This summer at the International Society for Technology in Education (ISTE) I will present on my experience blending virtual learning with real world classes. As with anything like this I have been scouring resources that might help me in improving my success rate. This weeks ASCD SmartBrief included an article from eSchool News that included an interview with Michael B. Horn, the co-founder of Innosight Institute. The institute recently published a white paper on blended learning which I have been reading.
One of the things they predict is that 50% of all high school courses will be delivered online by 2019. At first I thought the number was a little high but after taking some time to read the article and imagine the continued increase in full-time virtual schools, online classes as a replacement for courses schools can no longer afford to offer due to budget cuts, home schooling, and finally blending learning environments the number seemed fair. Educational technologies will allow this to occur as long as the policies set in place support this mode of learning currently.
The most interesting facet of the white paper in my opinion was the description of current models. According to the models described I am definitely following the Face-to-Face Driver for my current curricular designs. I have taken both “Flex” and “Rotational” style courses, finding them effective is somewhat messy. The ones I struggle with are the “Online Lab” model and the “Self-Blend.” Both require a level of self motivation of the student’s part that I do not always see. Incorporating some kind of check in and humanization to courses following these models is essential to supporting the students I see in high school. While many students have the focus and determination to follow through on their own, others may fall through the cracks if this is the sole model offered by a school in my opinion.
The white paper goes on to describe the policy decisions that need to occur for blended learning models to thrive. I see many of these decisions being held hostage by unions and school boards – unsure as to what move to make. This stagnation is what I see as the true danger to education in general and blended learning specifically. Despite the dangers many school are embracing the policy changes, negotiation with teacher unions to find common ground, and experimenting with blended learning.
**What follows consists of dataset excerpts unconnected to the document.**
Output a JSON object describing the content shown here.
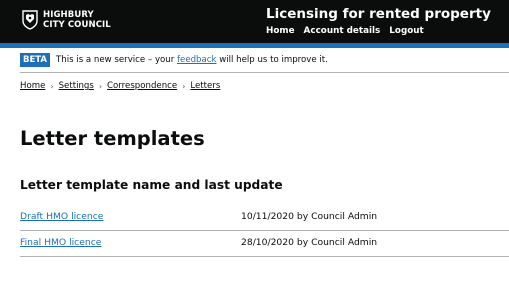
{
  "header": {
    "logo_line1": "HIGHBURY",
    "logo_line2": "CITY COUNCIL",
    "logo_icon": "council-crest-icon",
    "service_name": "Licensing for rented property",
    "nav": [
      {
        "label": "Home"
      },
      {
        "label": "Account details"
      },
      {
        "label": "Logout"
      }
    ]
  },
  "phase_banner": {
    "tag": "BETA",
    "text_before": "This is a new service – your ",
    "link": "feedback",
    "text_after": " will help us to improve it."
  },
  "breadcrumbs": [
    {
      "label": "Home"
    },
    {
      "label": "Settings"
    },
    {
      "label": "Correspondence"
    },
    {
      "label": "Letters"
    }
  ],
  "page": {
    "title": "Letter templates",
    "section_heading": "Letter template name and last update"
  },
  "templates": [
    {
      "name": "Draft HMO licence",
      "updated": "10/11/2020 by Council Admin"
    },
    {
      "name": "Final HMO licence",
      "updated": "28/10/2020 by Council Admin"
    }
  ],
  "colors": {
    "header_bg": "#0b0c0c",
    "brand_blue": "#1d70b8",
    "border": "#b1b4b6",
    "text": "#0b0c0c"
  }
}
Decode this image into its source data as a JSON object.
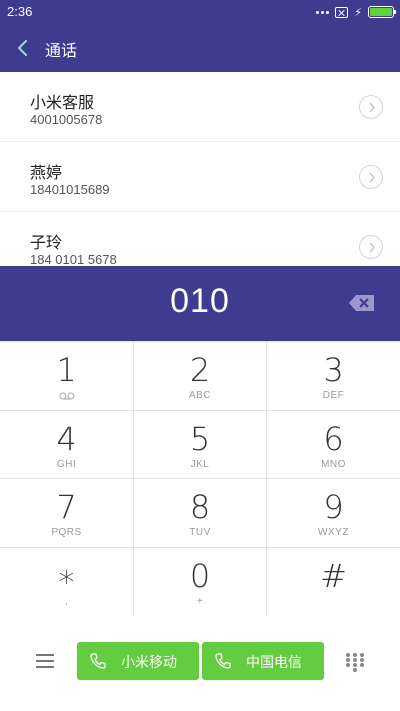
{
  "status_bar": {
    "time": "2:36"
  },
  "header": {
    "title": "通话"
  },
  "contacts": [
    {
      "name": "小米客服",
      "number": "4001005678"
    },
    {
      "name": "燕婷",
      "number": "18401015689"
    },
    {
      "name": "子玲",
      "number": "184 0101 5678"
    }
  ],
  "dial": {
    "entered": "010"
  },
  "keys": [
    {
      "digit": "1",
      "letters": ""
    },
    {
      "digit": "2",
      "letters": "ABC"
    },
    {
      "digit": "3",
      "letters": "DEF"
    },
    {
      "digit": "4",
      "letters": "GHI"
    },
    {
      "digit": "5",
      "letters": "JKL"
    },
    {
      "digit": "6",
      "letters": "MNO"
    },
    {
      "digit": "7",
      "letters": "PQRS"
    },
    {
      "digit": "8",
      "letters": "TUV"
    },
    {
      "digit": "9",
      "letters": "WXYZ"
    },
    {
      "digit": "∗",
      "letters": ","
    },
    {
      "digit": "0",
      "letters": "+"
    },
    {
      "digit": "#",
      "letters": ""
    }
  ],
  "call_buttons": {
    "sim1": "小米移动",
    "sim2": "中国电信"
  },
  "colors": {
    "primary": "#3e3c8e",
    "call_green": "#64cc41",
    "battery_green": "#5fd33a"
  },
  "icons": [
    "back-icon",
    "chevron-right-icon",
    "backspace-icon",
    "voicemail-icon",
    "phone-icon",
    "menu-icon",
    "dialpad-icon",
    "battery-icon",
    "no-sim-icon",
    "charging-icon"
  ]
}
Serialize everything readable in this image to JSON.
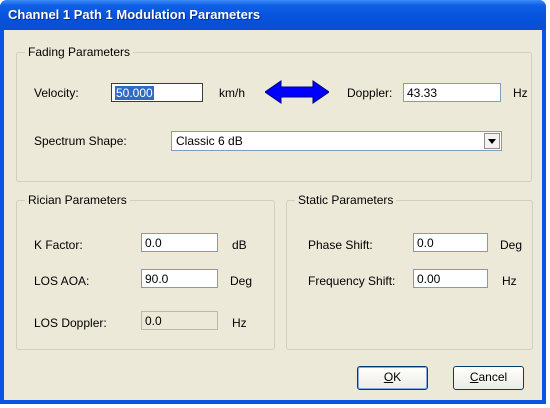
{
  "window": {
    "title": "Channel 1 Path 1 Modulation Parameters"
  },
  "fading": {
    "legend": "Fading Parameters",
    "velocity_label": "Velocity:",
    "velocity_value": "50.000",
    "velocity_unit": "km/h",
    "doppler_label": "Doppler:",
    "doppler_value": "43.33",
    "doppler_unit": "Hz",
    "spectrum_label": "Spectrum Shape:",
    "spectrum_value": "Classic 6 dB",
    "arrow_icon": "double-arrow-icon",
    "arrow_color": "#0000ff"
  },
  "rician": {
    "legend": "Rician Parameters",
    "k_label": "K Factor:",
    "k_value": "0.0",
    "k_unit": "dB",
    "aoa_label": "LOS AOA:",
    "aoa_value": "90.0",
    "aoa_unit": "Deg",
    "los_doppler_label": "LOS Doppler:",
    "los_doppler_value": "0.0",
    "los_doppler_unit": "Hz"
  },
  "static": {
    "legend": "Static Parameters",
    "phase_label": "Phase Shift:",
    "phase_value": "0.0",
    "phase_unit": "Deg",
    "freq_label": "Frequency Shift:",
    "freq_value": "0.00",
    "freq_unit": "Hz"
  },
  "buttons": {
    "ok_accel": "O",
    "ok_rest": "K",
    "cancel_accel": "C",
    "cancel_rest": "ancel"
  },
  "colors": {
    "titlebar": "#0552dc",
    "client": "#ece9d8"
  }
}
In the Portland, Oregon area there are several schools playing with all the models. Fighting through the red tape and technological limitations of their current system in order to become the dynamic schools needed for a 21st century educational institution. Programs like Moshi Moshi, Hola Hola, run by the Portland Public Schools use internet and television broadcast to help children in learning and acquiring new language/culture. Portland State University offers a high school independent study program in self paced courses through the web. Teachers in the Portland public and private schools are also blending their traditional curriculum in simple and complex ways – everything from class blogs to full class management systems where the teachers design online courses – supporting students both in a brick-and-mortar classroom and via the virtual learning environment.
In the end I hope the predictions comes true as I would enjoy working in the educational system described. To that end, wherever I am hired to teach, I will promote and encourage innovation in blending online and classroom learning opportunities. On a side note – anyone with additional articles or thoughts – I would love to hear them.